The co-sponsors contend TEA “would completely reform the current highway funding program. It aims to open up America’s transportation system to greater local control, better targeted projects, and a more efficient way to maintain and improve the nation’s infrastructure.”

According to Rep. Graves and Sen. Lee, the measure would also tackle a key issue: “When the costs of federal red tape and Highway Trust Fund redistribution are taken into account, 37 states, including Georgia, have a rate of return below 100%. For example, Georgia’s estimated buying power in Fiscal Year 2014 is anticipated to be approximately 84% based on the most recent Highway Trust Fund payment information available, costing Georgia taxpayers $185 million.”

In addition, the co-sponsors argue that their bill would prevent spending the $820 million authorized nationwide “for so-called ‘transportation alternatives’ defined in part as landscaping, scenic beautification and transportation museums, among other items.”

Per AJC’s Malloy, Rep. Graves said at the Heritage Action for America meeting that his hope is that TEA will get on the policy table in time for consideration when the highway bill comes up for re-authorization less thant eight months from now.

TEA currently has 38 co-sponsors in the House and four in the Senate: Sens. Ted Cruz (R-TX), Ron Johnson (R-WI), Pat Roberts (R-KS), and Marco Rubio (R-FL).

However, there’s been no movement for the bill since Nov. 15, when it was referred to the House Subcommittee on Highways & Transit.

Indicative of the measure’s fate was that just last week House Transportation & Infrastructure Committee Chairman Rep. Bill Shuster (R-PA ) said he would push for a vehicle-miles tax as well as higher taxes on energy exploration and “bringing back” corporate profits earned overseas instead of hiking the fuel tax to pay for the next highway bill.

What’s more, there was no reported mention of TEA by the influential lawmaker.

And it’s certain that, based on the U.S. Chamber of Commerce’s 2014 Policy Priorities, the top lobby for American business interests will not be backing TEA.
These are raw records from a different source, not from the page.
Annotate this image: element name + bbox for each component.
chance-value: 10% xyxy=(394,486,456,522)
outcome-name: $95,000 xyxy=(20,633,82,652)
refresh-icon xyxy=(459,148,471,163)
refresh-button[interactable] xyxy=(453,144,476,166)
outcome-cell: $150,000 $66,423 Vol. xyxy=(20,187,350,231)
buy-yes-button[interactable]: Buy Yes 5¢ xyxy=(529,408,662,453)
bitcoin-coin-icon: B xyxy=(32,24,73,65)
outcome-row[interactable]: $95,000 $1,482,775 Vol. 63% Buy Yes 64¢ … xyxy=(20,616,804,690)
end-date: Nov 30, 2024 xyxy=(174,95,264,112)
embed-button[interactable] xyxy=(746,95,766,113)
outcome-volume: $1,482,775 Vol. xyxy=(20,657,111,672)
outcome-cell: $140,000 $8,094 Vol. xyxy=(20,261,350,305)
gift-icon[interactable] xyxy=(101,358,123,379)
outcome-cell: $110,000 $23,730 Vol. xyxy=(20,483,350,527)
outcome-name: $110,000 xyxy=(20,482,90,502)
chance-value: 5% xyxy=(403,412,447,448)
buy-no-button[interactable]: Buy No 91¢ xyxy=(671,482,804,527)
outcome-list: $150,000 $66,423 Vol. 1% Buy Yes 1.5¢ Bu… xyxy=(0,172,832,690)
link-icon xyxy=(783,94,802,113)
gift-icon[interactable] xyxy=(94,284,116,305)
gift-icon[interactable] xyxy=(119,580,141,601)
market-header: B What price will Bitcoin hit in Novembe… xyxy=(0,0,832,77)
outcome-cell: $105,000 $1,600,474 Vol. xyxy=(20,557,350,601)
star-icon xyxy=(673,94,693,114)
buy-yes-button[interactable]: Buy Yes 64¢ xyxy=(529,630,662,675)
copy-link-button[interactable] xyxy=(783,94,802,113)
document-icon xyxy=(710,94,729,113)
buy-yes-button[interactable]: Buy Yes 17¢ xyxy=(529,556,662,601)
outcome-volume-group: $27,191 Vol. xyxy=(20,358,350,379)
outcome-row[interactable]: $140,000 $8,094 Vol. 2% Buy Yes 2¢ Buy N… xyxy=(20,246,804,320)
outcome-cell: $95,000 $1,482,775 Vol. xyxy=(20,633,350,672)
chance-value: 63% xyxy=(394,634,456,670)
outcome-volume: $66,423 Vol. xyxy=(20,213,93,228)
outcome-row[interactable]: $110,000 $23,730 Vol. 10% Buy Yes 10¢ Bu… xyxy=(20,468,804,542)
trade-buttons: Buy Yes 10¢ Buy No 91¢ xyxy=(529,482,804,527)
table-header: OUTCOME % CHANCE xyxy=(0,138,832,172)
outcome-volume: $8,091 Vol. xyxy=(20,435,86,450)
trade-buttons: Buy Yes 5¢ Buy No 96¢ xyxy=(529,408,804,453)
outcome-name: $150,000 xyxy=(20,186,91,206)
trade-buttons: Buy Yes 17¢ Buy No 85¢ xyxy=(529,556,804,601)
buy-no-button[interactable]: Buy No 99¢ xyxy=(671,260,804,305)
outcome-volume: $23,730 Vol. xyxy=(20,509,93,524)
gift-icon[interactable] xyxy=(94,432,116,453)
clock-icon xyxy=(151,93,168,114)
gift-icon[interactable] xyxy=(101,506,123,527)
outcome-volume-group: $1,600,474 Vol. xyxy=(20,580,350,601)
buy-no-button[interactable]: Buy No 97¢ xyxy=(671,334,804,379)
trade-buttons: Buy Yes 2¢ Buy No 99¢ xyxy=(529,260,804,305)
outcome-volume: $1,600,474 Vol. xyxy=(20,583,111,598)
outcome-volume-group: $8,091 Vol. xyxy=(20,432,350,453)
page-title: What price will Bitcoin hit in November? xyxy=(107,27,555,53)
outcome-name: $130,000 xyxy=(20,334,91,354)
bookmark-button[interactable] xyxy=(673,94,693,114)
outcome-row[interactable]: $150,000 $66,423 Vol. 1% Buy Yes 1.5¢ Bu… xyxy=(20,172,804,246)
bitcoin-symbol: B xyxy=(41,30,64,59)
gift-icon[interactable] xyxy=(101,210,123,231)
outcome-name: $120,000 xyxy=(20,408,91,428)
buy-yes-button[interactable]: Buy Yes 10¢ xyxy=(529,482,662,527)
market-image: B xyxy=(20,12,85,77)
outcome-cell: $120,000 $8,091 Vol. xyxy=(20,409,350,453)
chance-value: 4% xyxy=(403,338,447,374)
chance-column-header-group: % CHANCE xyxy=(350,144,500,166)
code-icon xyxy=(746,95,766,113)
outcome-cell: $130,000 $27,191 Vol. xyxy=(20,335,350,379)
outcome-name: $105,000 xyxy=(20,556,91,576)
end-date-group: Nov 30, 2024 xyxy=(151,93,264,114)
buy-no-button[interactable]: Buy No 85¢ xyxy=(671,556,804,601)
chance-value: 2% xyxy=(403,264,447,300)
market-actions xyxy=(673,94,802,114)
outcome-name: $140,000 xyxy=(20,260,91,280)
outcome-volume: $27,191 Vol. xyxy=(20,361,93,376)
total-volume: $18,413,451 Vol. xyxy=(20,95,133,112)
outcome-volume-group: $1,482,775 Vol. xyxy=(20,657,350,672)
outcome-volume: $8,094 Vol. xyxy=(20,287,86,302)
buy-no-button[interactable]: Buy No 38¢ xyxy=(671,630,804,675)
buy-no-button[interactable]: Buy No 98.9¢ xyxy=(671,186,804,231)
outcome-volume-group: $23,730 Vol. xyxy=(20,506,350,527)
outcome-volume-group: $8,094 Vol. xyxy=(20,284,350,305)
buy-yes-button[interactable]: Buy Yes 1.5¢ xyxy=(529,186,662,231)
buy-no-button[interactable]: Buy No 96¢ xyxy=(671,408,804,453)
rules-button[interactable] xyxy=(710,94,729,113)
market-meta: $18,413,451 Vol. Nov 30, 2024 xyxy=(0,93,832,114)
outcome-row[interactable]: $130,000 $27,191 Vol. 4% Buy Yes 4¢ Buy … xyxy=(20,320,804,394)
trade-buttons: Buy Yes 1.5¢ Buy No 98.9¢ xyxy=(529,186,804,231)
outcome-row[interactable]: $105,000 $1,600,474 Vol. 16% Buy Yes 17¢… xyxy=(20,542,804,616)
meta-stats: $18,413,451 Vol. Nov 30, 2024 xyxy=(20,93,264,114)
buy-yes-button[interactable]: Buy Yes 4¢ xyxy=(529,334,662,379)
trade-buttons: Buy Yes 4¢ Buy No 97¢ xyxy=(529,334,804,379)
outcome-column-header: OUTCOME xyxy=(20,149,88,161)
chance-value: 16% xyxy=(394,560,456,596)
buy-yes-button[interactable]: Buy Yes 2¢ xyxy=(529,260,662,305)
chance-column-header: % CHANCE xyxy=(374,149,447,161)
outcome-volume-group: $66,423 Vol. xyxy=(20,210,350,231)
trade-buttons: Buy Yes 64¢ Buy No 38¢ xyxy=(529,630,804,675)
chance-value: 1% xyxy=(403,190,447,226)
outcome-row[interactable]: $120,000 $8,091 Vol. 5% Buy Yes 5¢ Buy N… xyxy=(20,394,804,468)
To wit, the Chamber’s top transportation aim is plain as blacktop: “Ensure Congress “devises a predictable, sustainable, and growing source of dedicated, user fee-based funding for the Highway Trust Fund (HTF) in any appropriate legislative vehicle, such as budget agreements and tax reform measures, so that HTF insolvency is addressed in advance of the expiration of  MAP-21.”

In reply to a request for comment on TEA by the American Trucking Assns. (ATA), spokesperson Sean McNally told FleetOwner: "The Constitution requires that the federal government promote interstate commerce, and that includes ensuring that goods can move efficiently across state lines. By its nature, trucking plays a huge role in interstate commerce and ATA supports a continued strong federal role in transportation funding.”